Dia harus kembali bersekolah, karena ini adalah hari Senin. Waktu terasa berjalan dengan lebih cepat beberapa hari belakangan. Tak terasa juga sudah sekitar 1 minggu berlalu sejak perlakuan yang ia terima dari Niadira.
Senja melangkah menuju meja makan yang di mana telah ada Sierra dan Kizel yang telah menunggunya. Mereka berdua diam tanpa suara, membuat hening tercipta di sana.
Kedatangan Senja, membuat Sierra mengalihkan pandangannya. Dia menatap dengan penuh senyum ke arah anak bungsunya itu. Dirinya memancarkan senyum bahagia menyambut Senja di meja makan.
Senja mengambil posisi duduk di seberang Kizel, tangannya segera mengoleskan selai di roti miliknya. Hening tanpa mengeluarkan suara sedikitpun dari mulutnya.
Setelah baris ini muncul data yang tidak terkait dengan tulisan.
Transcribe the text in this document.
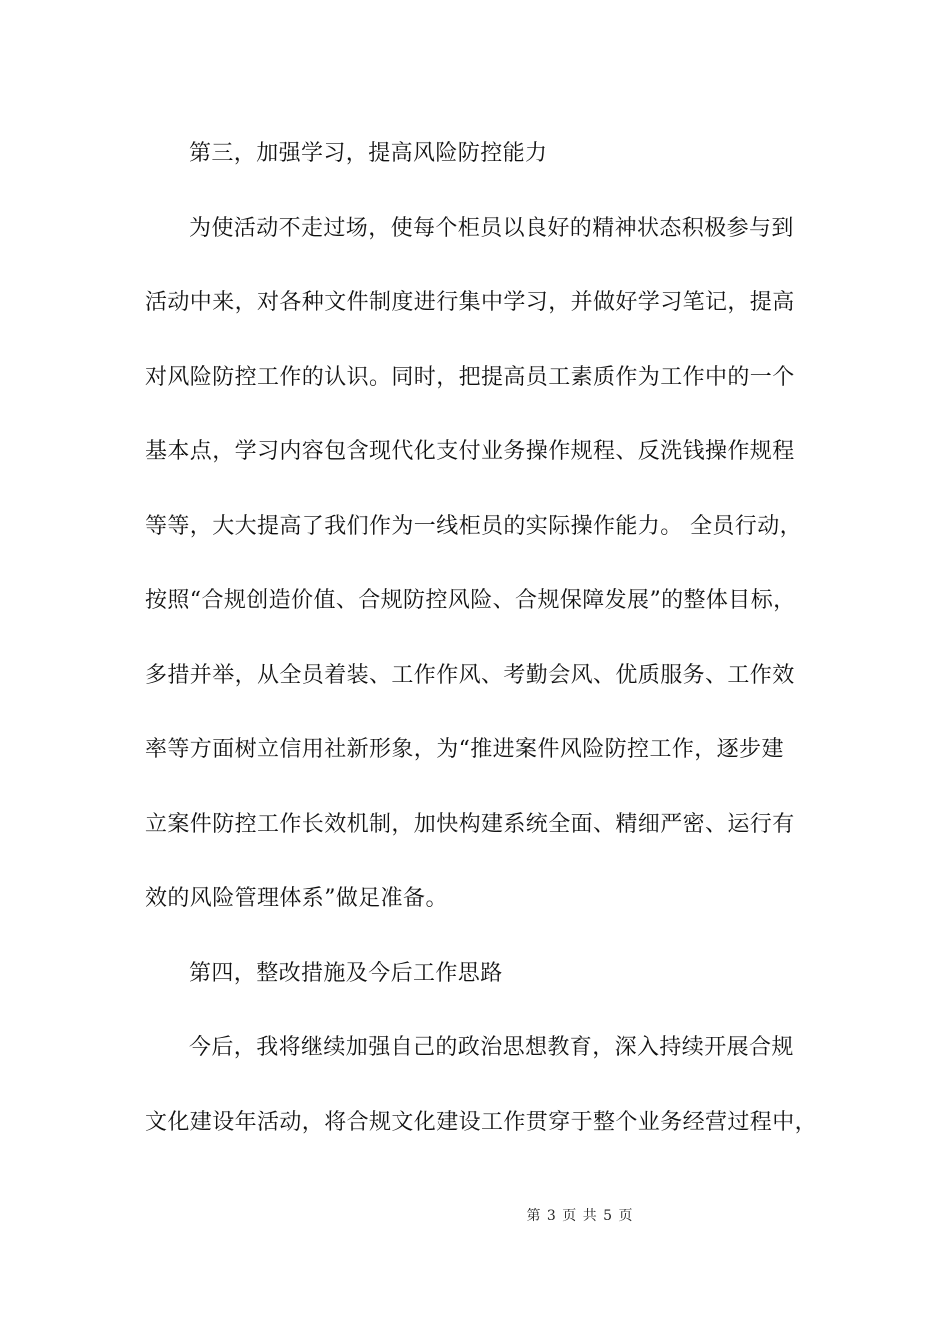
第三，加强学习，提高风险防控能力
为使活动不走过场，使每个柜员以良好的精神状态积极参与到
活动中来，对各种文件制度进行集中学习，并做好学习笔记，提高
对风险防控工作的认识。同时，把提高员工素质作为工作中的一个
基本点，学习内容包含现代化支付业务操作规程、反洗钱操作规程
等等，大大提高了我们作为一线柜员的实际操作能力。 全员行动，
按照“合规创造价值、合规防控风险、合规保障发展”的整体目标，
多措并举，从全员着装、工作作风、考勤会风、优质服务、工作效
率等方面树立信用社新形象，为“推进案件风险防控工作，逐步建
立案件防控工作长效机制，加快构建系统全面、精细严密、运行有
效的风险管理体系”做足准备。
第四，整改措施及今后工作思路
今后，我将继续加强自己的政治思想教育，深入持续开展合规
文化建设年活动，将合规文化建设工作贯穿于整个业务经营过程中，
第 3 页 共 5 页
Sierra menatap sendu ke arah Senja yang tak terlihat ceria seperti biasanya. Matanya beralih menatap putra sulungnya yang juga memilih diam tanpa mengeluarkan suara.
Dengan perlahan, Sierra menggapai tangan Kizel, memberikan usapan di sana. Kizel mengangkat kepalanya, pandangannya bertemu pada satu titik yang sama dengan Sierra.
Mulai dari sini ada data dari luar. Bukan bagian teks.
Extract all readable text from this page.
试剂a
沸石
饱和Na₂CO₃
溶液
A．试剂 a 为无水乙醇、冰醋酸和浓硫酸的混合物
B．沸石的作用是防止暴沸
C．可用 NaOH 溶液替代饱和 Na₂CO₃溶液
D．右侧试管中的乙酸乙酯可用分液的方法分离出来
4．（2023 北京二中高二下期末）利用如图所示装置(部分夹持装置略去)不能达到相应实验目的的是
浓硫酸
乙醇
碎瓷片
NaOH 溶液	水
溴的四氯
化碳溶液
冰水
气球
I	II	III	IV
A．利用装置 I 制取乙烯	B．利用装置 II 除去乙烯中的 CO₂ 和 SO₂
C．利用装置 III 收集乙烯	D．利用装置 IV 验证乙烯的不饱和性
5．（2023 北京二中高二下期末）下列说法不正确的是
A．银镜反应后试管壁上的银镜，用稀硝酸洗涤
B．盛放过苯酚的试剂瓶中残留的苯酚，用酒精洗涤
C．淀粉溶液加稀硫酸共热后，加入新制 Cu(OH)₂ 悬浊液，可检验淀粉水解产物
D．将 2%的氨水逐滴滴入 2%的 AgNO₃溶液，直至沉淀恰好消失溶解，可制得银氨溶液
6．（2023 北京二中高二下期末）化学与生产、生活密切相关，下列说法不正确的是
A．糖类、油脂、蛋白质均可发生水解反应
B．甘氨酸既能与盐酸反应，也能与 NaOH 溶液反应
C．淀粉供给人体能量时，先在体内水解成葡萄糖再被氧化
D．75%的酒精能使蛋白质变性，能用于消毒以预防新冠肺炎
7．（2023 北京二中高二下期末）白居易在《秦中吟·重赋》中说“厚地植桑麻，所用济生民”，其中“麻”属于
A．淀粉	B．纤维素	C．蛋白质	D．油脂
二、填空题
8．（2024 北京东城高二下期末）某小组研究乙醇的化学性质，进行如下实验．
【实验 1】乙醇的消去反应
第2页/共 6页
"Bunda ngga tau kalau kepergian ayah kalian masih menjadi hal yang begitu menyakitkan bagi Senja."
Kizel hanya terdiam, mendengarkan Sierra menyelesaikan perkataannya sembari memandangi langit malam dari taman belakang rumahnya.
Jika Sierra sang ibu kandung saja tidak mengetahui apa yang anaknya simpan, apalagi Kizel yang hanya sebagai saudara kandungnya. Kizel merasa bukan kakak yang baik, bahkan dia sepertinya tidak tahu apa-apa tentang Senja.
"Bunda kira, setelah Senja mengalami kecelakaan, menderita depresi dan di diagnosis memiliki amnesia, dia sudah melupakan semuanya. Ternyata, Bunda salah ya, Bang?"
Sierra menatap putra sulungnya. Jika diamati dengan sangat, Kizel sangat mirip dengan Halil—almarhum suaminya.
"Adek kamu terlalu terluka, sampai-sampai dia memilih memendam semuanya sendirian. Dia memilih bertahan dengan menyimpan lukanya dalam-dalam."
Kizel hanya bisa terdiam, benar apa yang Sierra katakan. Senja bertahan untuk hidup lebih lama dengan menyimpan rasa sakitnya sendirian, yang mana itu malah menjadi bom waktu baginya.
"Bunda takut, Bang," lirih Sierra menatap lamat ke arah anak sulungnya.
"Bunda takut kehilangan Senja. Bunda takut kejadian 5 tahun yang lalu terulang lagi."
Kizel membeku, hatinya terluka mendengar penuturan Sierra. Kizel tidak akan pernah membiarkan dirinya kembali kehilangan, apalagi karena kejadian yang sama, yang merenggut ayahnya.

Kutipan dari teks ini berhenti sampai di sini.